Tuesday, June 9, 2009

Cheating

I have a married friend who has a cheating husband.  He is a real sleaze ball.  He ran her credit into the ground, mooched off her for a decade, knocked her up and now he wants a divorce so he can go play his silly games with younger women.  GRRRRR.  He should watch his back.  I know where he likes to drink.  I have tools to control boys.  I am not above getting him into a chastity device and giving her the key.

I was talking to a friend of mine who is considering becoming a professional dominatrix.  She asked me how I dealt with the moral issues surrounding playing with married men in sessions.  I was a little taken aback by this question as I never really considered my end of the equation as adultery.  I told her that I am in business to make money, not patrol Protestant morals.

In this country, this massive Christian nation, people are trained to believe that a dualist monogamist relationship is the only way to love someone.  I find this to be sad and dangerous.  Over half of marriages end in divorce.  Many of them end over trivial sex based expectations that have been formed through juvenile ideals of love and commitment.

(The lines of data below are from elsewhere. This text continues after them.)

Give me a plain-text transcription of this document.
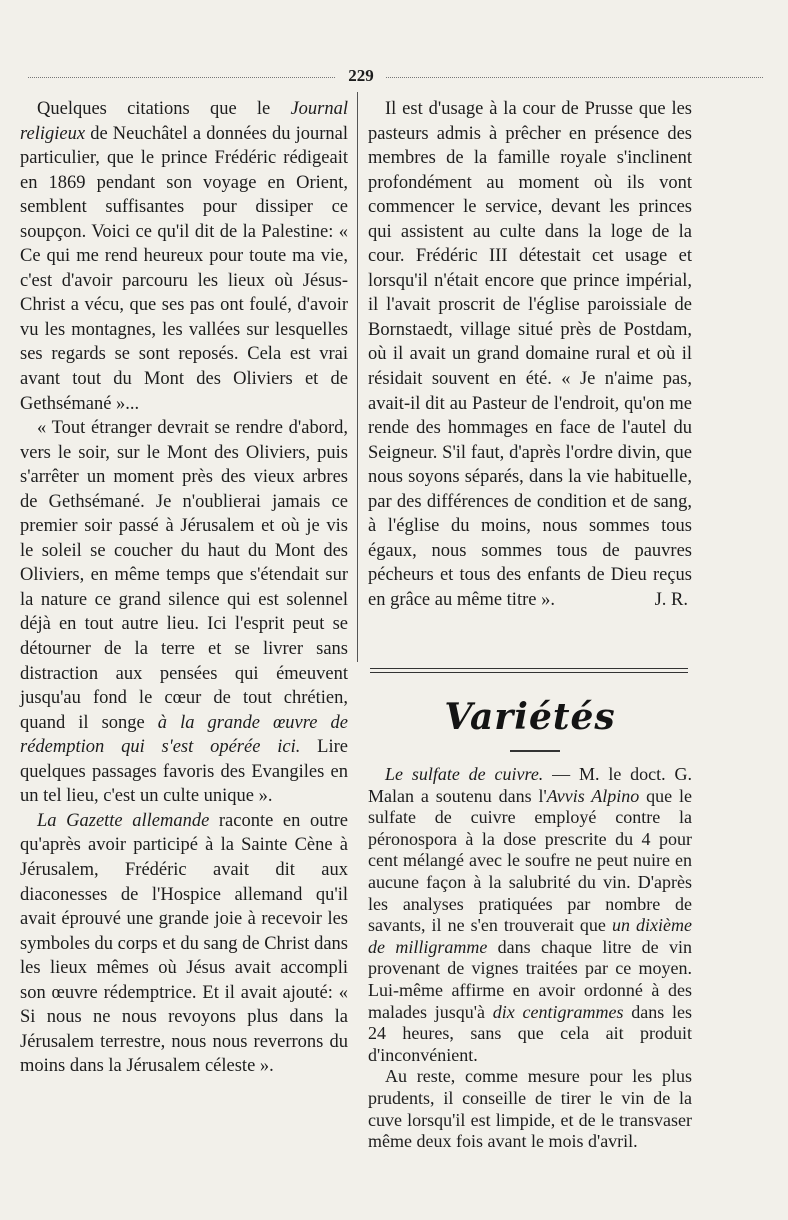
229

Quelques citations que le Journal religieux de Neuchâtel a données du journal particulier, que le prince Frédéric rédigeait en 1869 pendant son voyage en Orient, semblent suffisantes pour dissiper ce soupçon. Voici ce qu'il dit de la Palestine: « Ce qui me rend heureux pour toute ma vie, c'est d'avoir parcouru les lieux où Jésus-Christ a vécu, que ses pas ont foulé, d'avoir vu les montagnes, les vallées sur lesquelles ses regards se sont reposés. Cela est vrai avant tout du Mont des Oliviers et de Gethsémané »...

« Tout étranger devrait se rendre d'abord, vers le soir, sur le Mont des Oliviers, puis s'arrêter un moment près des vieux arbres de Gethsémané. Je n'oublierai jamais ce premier soir passé à Jérusalem et où je vis le soleil se coucher du haut du Mont des Oliviers, en même temps que s'étendait sur la nature ce grand silence qui est solennel déjà en tout autre lieu. Ici l'esprit peut se détourner de la terre et se livrer sans distraction aux pensées qui émeuvent jusqu'au fond le cœur de tout chrétien, quand il songe à la grande œuvre de rédemption qui s'est opérée ici. Lire quelques passages favoris des Evangiles en un tel lieu, c'est un culte unique ».

La Gazette allemande raconte en outre qu'après avoir participé à la Sainte Cène à Jérusalem, Frédéric avait dit aux diaconesses de l'Hospice allemand qu'il avait éprouvé une grande joie à recevoir les symboles du corps et du sang de Christ dans les lieux mêmes où Jésus avait accompli son œuvre rédemptrice. Et il avait ajouté: « Si nous ne nous revoyons plus dans la Jérusalem terrestre, nous nous reverrons du moins dans la Jérusalem céleste ».

Il est d'usage à la cour de Prusse que les pasteurs admis à prêcher en présence des membres de la famille royale s'inclinent profondément au moment où ils vont commencer le service, devant les princes qui assistent au culte dans la loge de la cour. Frédéric III détestait cet usage et lorsqu'il n'était encore que prince impérial, il l'avait proscrit de l'église paroissiale de Bornstaedt, village situé près de Postdam, où il avait un grand domaine rural et où il résidait souvent en été. « Je n'aime pas, avait-il dit au Pasteur de l'endroit, qu'on me rende des hommages en face de l'autel du Seigneur. S'il faut, d'après l'ordre divin, que nous soyons séparés, dans la vie habituelle, par des différences de condition et de sang, à l'église du moins, nous sommes tous égaux, nous sommes tous de pauvres pécheurs et tous des enfants de Dieu reçus en grâce au même titre ».	J. R.

Variétés

Le sulfate de cuivre. — M. le doct. G. Malan a soutenu dans l'Avvis Alpino que le sulfate de cuivre employé contre la péronospora à la dose prescrite du 4 pour cent mélangé avec le soufre ne peut nuire en aucune façon à la salubrité du vin. D'après les analyses pratiquées par nombre de savants, il ne s'en trouverait que un dixième de milligramme dans chaque litre de vin provenant de vignes traitées par ce moyen. Lui-même affirme en avoir ordonné à des malades jusqu'à dix centigrammes dans les 24 heures, sans que cela ait produit d'inconvénient.

Au reste, comme mesure pour les plus prudents, il conseille de tirer le vin de la cuve lorsqu'il est limpide, et de le transvaser même deux fois avant le mois d'avril.
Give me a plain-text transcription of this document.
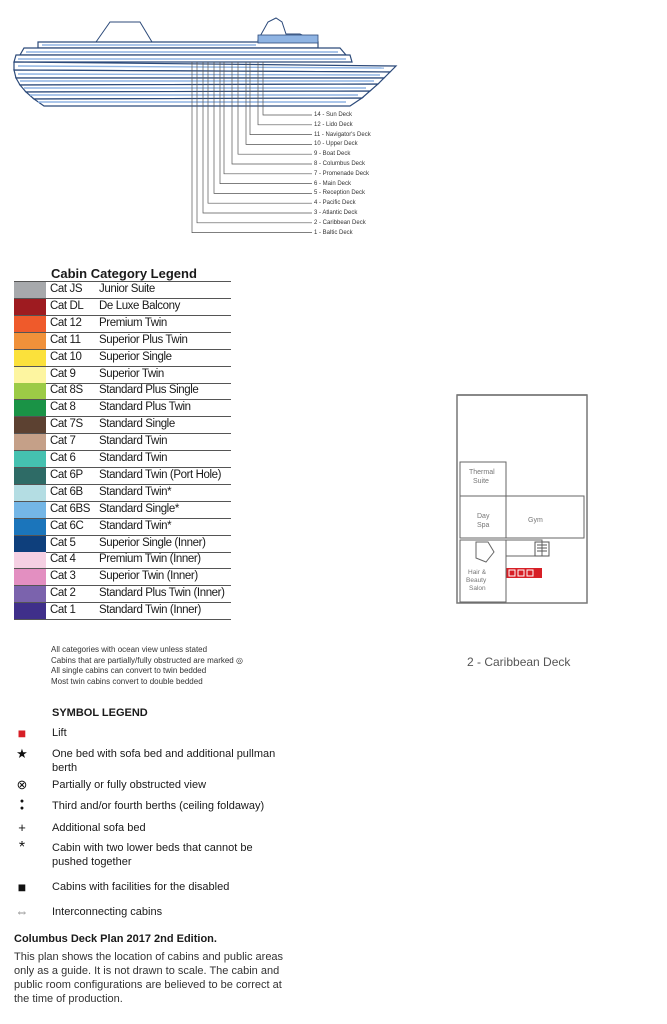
14 - Sun Deck
12 - Lido Deck
11 - Navigator's Deck
10 - Upper Deck
9 - Boat Deck
8 - Columbus Deck
7 - Promenade Deck
6 - Main Deck
5 - Reception Deck
4 - Pacific Deck
3 - Atlantic Deck
2 - Caribbean Deck
1 - Baltic Deck
Cabin Category Legend
Cat JS Junior Suite
Cat DL De Luxe Balcony
Cat 12 Premium Twin
Cat 11 Superior Plus Twin
Cat 10 Superior Single
Cat 9 Superior Twin
Cat 8S Standard Plus Single
Cat 8 Standard Plus Twin
Cat 7S Standard Single
Cat 7 Standard Twin
Cat 6 Standard Twin
Cat 6P Standard Twin (Port Hole)
Cat 6B Standard Twin*
Cat 6BS Standard Single*
Cat 6C Standard Twin*
Cat 5 Superior Single (Inner)
Cat 4 Premium Twin (Inner)
Cat 3 Superior Twin (Inner)
Cat 2 Standard Plus Twin (Inner)
Cat 1 Standard Twin (Inner)
All categories with ocean view unless stated
Cabins that are partially/fully obstructed are marked ◎
All single cabins can convert to twin bedded
Most twin cabins convert to double bedded
SYMBOL LEGEND
■	Lift
★	One bed with sofa bed and additional pullman berth
⊗	Partially or fully obstructed view
●
●	Third and/or fourth berths (ceiling foldaway)
+	Additional sofa bed
*	Cabin with two lower beds that cannot be pushed together
■	Cabins with facilities for the disabled
⇔	Interconnecting cabins
Columbus Deck Plan 2017 2nd Edition.
This plan shows the location of cabins and public areas only as a guide. It is not drawn to scale. The cabin and public room configurations are believed to be correct at the time of production.
Thermal Suite
Day Spa
Gym
Hair & Beauty Salon
2 - Caribbean Deck
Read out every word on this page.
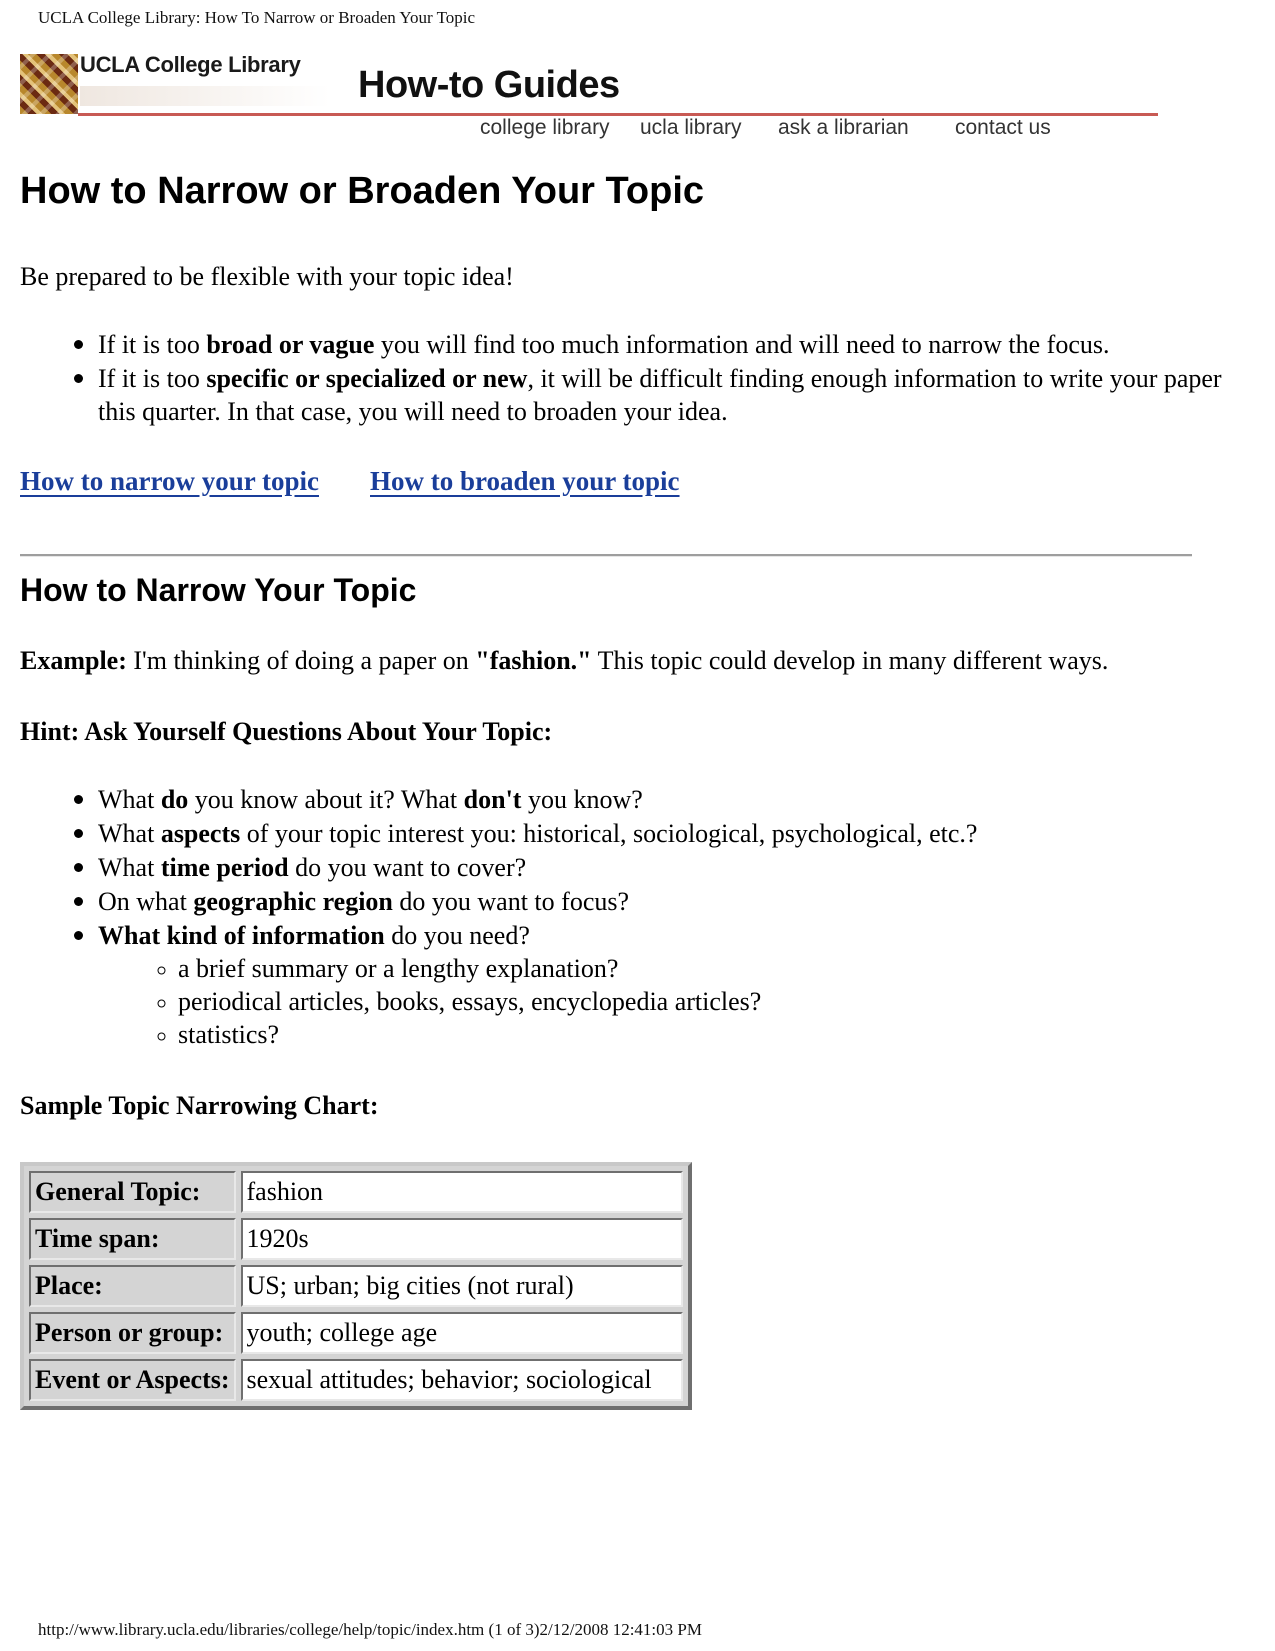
UCLA College Library: How To Narrow or Broaden Your Topic
UCLA College Library How-to Guides
college library ucla library ask a librarian contact us
How to Narrow or Broaden Your Topic

Be prepared to be flexible with your topic idea!

• If it is too broad or vague you will find too much information and will need to narrow the focus.
• If it is too specific or specialized or new, it will be difficult finding enough information to write your paper this quarter. In that case, you will need to broaden your idea.
How to narrow your topic How to broaden your topic
How to Narrow Your Topic

Example: I'm thinking of doing a paper on "fashion." This topic could develop in many different ways.

Hint: Ask Yourself Questions About Your Topic:

• What do you know about it? What don't you know?
• What aspects of your topic interest you: historical, sociological, psychological, etc.?
• What time period do you want to cover?
• On what geographic region do you want to focus?
• What kind of information do you need?
◦ a brief summary or a lengthy explanation?
◦ periodical articles, books, essays, encyclopedia articles?
◦ statistics?

Sample Topic Narrowing Chart:

General Topic:	fashion
Time span:	1920s
Place:	US; urban; big cities (not rural)
Person or group:	youth; college age
Event or Aspects:	sexual attitudes; behavior; sociological
http://www.library.ucla.edu/libraries/college/help/topic/index.htm (1 of 3)2/12/2008 12:41:03 PM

The Protestant expectations that surround love and legally bind people to one another are unrealistic.  Heterosexuality is the expected default preference.  Monogamy is presupposed as a desired way of being.  Open relationships are thought of as deviant. When people grow up into their adult sexuality they are complete unprepared for the desires that they have.  How can someone who grew up socialized to live happily ever after come to grips with their desire for kinky sex, or even a desire to have vanilla sex with another person?

In the moral obligations we enter into we are not given the options of establishing real adult relationships.  Relationships that work for people.  Monogamy is valued as though it is a natural state of events or at least something to aim towards, despite our natural inclination to live fulfilling sexualities.

How do we negotiate new kinds of relationships when people have been trained to believe in a model of sex that is unrealistic at best, and dangerous when we are not prepared to deal with it?  People are exposed to traditional relationships over and over with few, if any, examples of loving adults who have found better ways.  I think everyone should be polyamorous.  Why would you want to deny someone the pleasure of intimacy?  It comes down to the fear that someone somewhere might be having a good time.

Getting past this crime against humanity might be an impossible task.  It sure feels that way as I sit down and write about it, Bringing Americans up to speed with the idea that they can reevaluate the way the experience sex and love is not going to be an easy task.  I cannot sit back and passively watch as married people continue to live a lie about how the nuclear, monogamous lifestyle is fulfilling.  People need diversity in their loving.  Hopefully my work in this life will bring someone somewhere a new perspective on sexuality.

Fuck monogamy!  It might be alright for pigeons but it has no place in adult human relations.  I’m tired of Christens telling the rest of us how we should love.